Cordilleran Section - 115th Annual Meeting - 2019

Paper No. 7-11
Presentation Time: 9:00 AM-6:00 PM


GOTTLIEB, Eric S., Kaiser Francis Oil Co, Tulsa, OK 74136; Geological Sciences, Stanford University, Stanford, CA 94305 and MILLER, Elizabeth L., Department of Geological Sciences, Stanford University, Stanford, CA 94305

Petrochronology of zircon xenocrysts in crustally contaminated granitic rocks provides a unique avenue to assess the geologic history of otherwise inaccessible parts of the crust. U-Pb age dating, combined with trace element analysis and isotopic tracer studies (O, Lu-Hf) of remarkably well preserved xenocrysts reveals fundamental insights about the much debated and poorly understood tectonic and thermal history of the deep crust of the Great Basin region of the western US. The diversity of zircon xenocrysts that contaminated Cordilleran Interior magmas during the Cretaceous to Paleogene Sevier and Laramide orogenies shows that magma source regions systematically varied and fundamentally changed as the orogen evolved- progressively involving more cratonal and anomalously low 18O crust.
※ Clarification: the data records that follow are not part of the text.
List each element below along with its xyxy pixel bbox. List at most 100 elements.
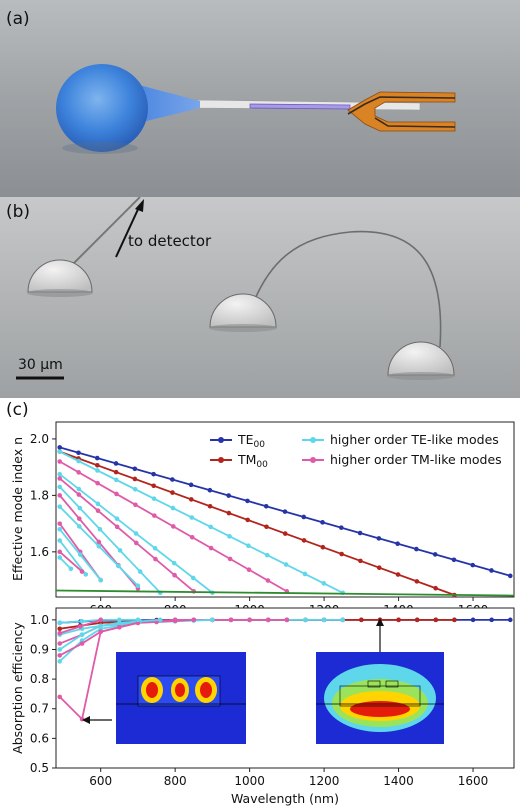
- data-point: [114, 477, 119, 483]
- series-line-TE-like: [59, 450, 344, 594]
- detector-arrow: [115, 204, 141, 258]
- data-point: [246, 543, 251, 549]
- data-point: [113, 469, 119, 475]
- data-point: [157, 617, 163, 623]
- x-tick-label: 1000: [234, 774, 265, 788]
- data-point: [301, 514, 307, 520]
- series-line-TE-like: [59, 486, 161, 594]
- legend-swatch-marker: [218, 457, 224, 463]
- x-tick-label: 800: [164, 774, 187, 788]
- data-point: [57, 484, 63, 490]
- data-point: [414, 617, 420, 623]
- data-point: [245, 498, 250, 504]
- y-tick-label: 1.0: [30, 613, 49, 627]
- data-point: [83, 572, 89, 577]
- data-point: [376, 536, 382, 541]
- data-point: [113, 461, 119, 466]
- data-point: [170, 524, 176, 529]
- data-point: [208, 545, 214, 551]
- data-point: [432, 552, 438, 557]
- legend-label: higher order TE-like modes: [330, 432, 499, 447]
- y-tick-label: 0.6: [30, 731, 49, 745]
- data-point: [303, 617, 308, 623]
- data-point: [340, 617, 346, 623]
- inset-higher-order-mode: [116, 652, 246, 744]
- data-point: [57, 659, 63, 664]
- data-point: [489, 617, 494, 623]
- data-point: [191, 617, 197, 623]
- data-point: [151, 496, 157, 501]
- data-point: [76, 470, 81, 475]
- data-point: [135, 617, 141, 623]
- data-point: [264, 524, 269, 530]
- data-point: [376, 565, 382, 571]
- data-point: [282, 509, 288, 514]
- data-point: [265, 578, 271, 583]
- data-point: [246, 567, 252, 573]
- data-point: [95, 468, 100, 473]
- bottom-chart-xlabel: Wavelength (nm): [231, 791, 339, 806]
- x-tick-label: 1200: [309, 774, 340, 788]
- data-point: [98, 577, 103, 583]
- data-point: [191, 575, 196, 581]
- inset-right-arrowhead: [376, 618, 384, 626]
- data-point: [57, 471, 63, 477]
- data-point: [489, 568, 494, 573]
- series-line-TE-like: [59, 539, 87, 575]
- data-point: [151, 483, 156, 489]
- data-point: [97, 526, 103, 532]
- y-tick-label: 1.8: [30, 488, 49, 502]
- data-point: [301, 538, 307, 543]
- x-tick-label: 1600: [458, 774, 489, 788]
- dome-coupler: [56, 64, 148, 152]
- data-point: [208, 524, 213, 530]
- data-point: [320, 520, 325, 525]
- data-point: [395, 572, 401, 577]
- data-point: [282, 531, 288, 536]
- data-point: [57, 549, 63, 555]
- y-tick-label: 1.6: [30, 545, 49, 559]
- dome-middle: [209, 293, 277, 332]
- data-point: [153, 556, 158, 562]
- data-point: [57, 653, 63, 658]
- panel-c-charts: (c) Effective mode index n 600 800 1000 120…: [0, 398, 520, 806]
- data-point: [283, 562, 289, 567]
- data-point: [76, 486, 82, 492]
- data-point: [507, 617, 513, 623]
- top-chart-ylabel: Effective mode index n: [10, 437, 25, 581]
- data-point: [98, 623, 103, 629]
- data-point: [96, 539, 102, 545]
- fiber-loop: [244, 230, 442, 348]
- data-point: [433, 617, 439, 623]
- data-point: [359, 617, 364, 623]
- dome-left: [27, 259, 93, 297]
- data-point: [133, 502, 138, 508]
- data-point: [170, 477, 175, 482]
- data-point: [452, 617, 457, 623]
- data-point: [135, 583, 141, 589]
- data-point: [284, 617, 290, 623]
- data-point: [57, 538, 63, 543]
- data-point: [247, 617, 252, 623]
- data-point: [57, 626, 63, 632]
- data-point: [188, 482, 194, 488]
- data-point: [77, 505, 83, 511]
- data-point: [77, 552, 83, 557]
- series-line-TM00: [59, 450, 455, 596]
- data-point: [79, 619, 85, 624]
- data-point: [116, 563, 121, 569]
- y-tick-label: 0.9: [30, 642, 49, 656]
- data-point: [210, 617, 215, 623]
- data-point: [77, 624, 83, 629]
- data-point: [57, 641, 63, 646]
- panel-a-device-render: (a): [0, 0, 520, 197]
- data-point: [228, 617, 234, 623]
- data-point: [189, 534, 195, 540]
- data-point: [68, 566, 74, 572]
- data-point: [414, 546, 419, 552]
- data-point: [321, 581, 327, 586]
- panel-b-image: to detector 30 µm (b): [0, 196, 520, 398]
- data-point: [95, 508, 101, 514]
- data-point: [357, 530, 363, 536]
- legend-subscript: 00: [256, 460, 268, 470]
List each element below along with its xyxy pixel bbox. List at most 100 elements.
Coeval with a slightly retrograde Late Cretaceous thermal history in the Snake Range metamorphic core complex, xenocrysts (entrained by and preserved in 70 Ma and 40 Ma granitic rocks) indicate prolonged and perhaps intensifying partial melting of the crust at greater depths. The best explanation for this thermal dichotomy is that the Late Cretaceous source region for xenocrysts was cratonal basement that lay in a lower plate position to the miogeocline rocks exposed in the MCC- implying the xenocryst source reached peak metamorphic conditions subsequent to tectonic burial and as the miogeocline rocks were slightly cooling. The subsequent Paleogene southward magmatic sweep 30 m.y. later re-invigorated magmatism locally and mobilized more fragments of the underthrust basement in early magmas, but the waxing of this magmatic flare up eliminated the potential for xenocryst preservation in later magmas.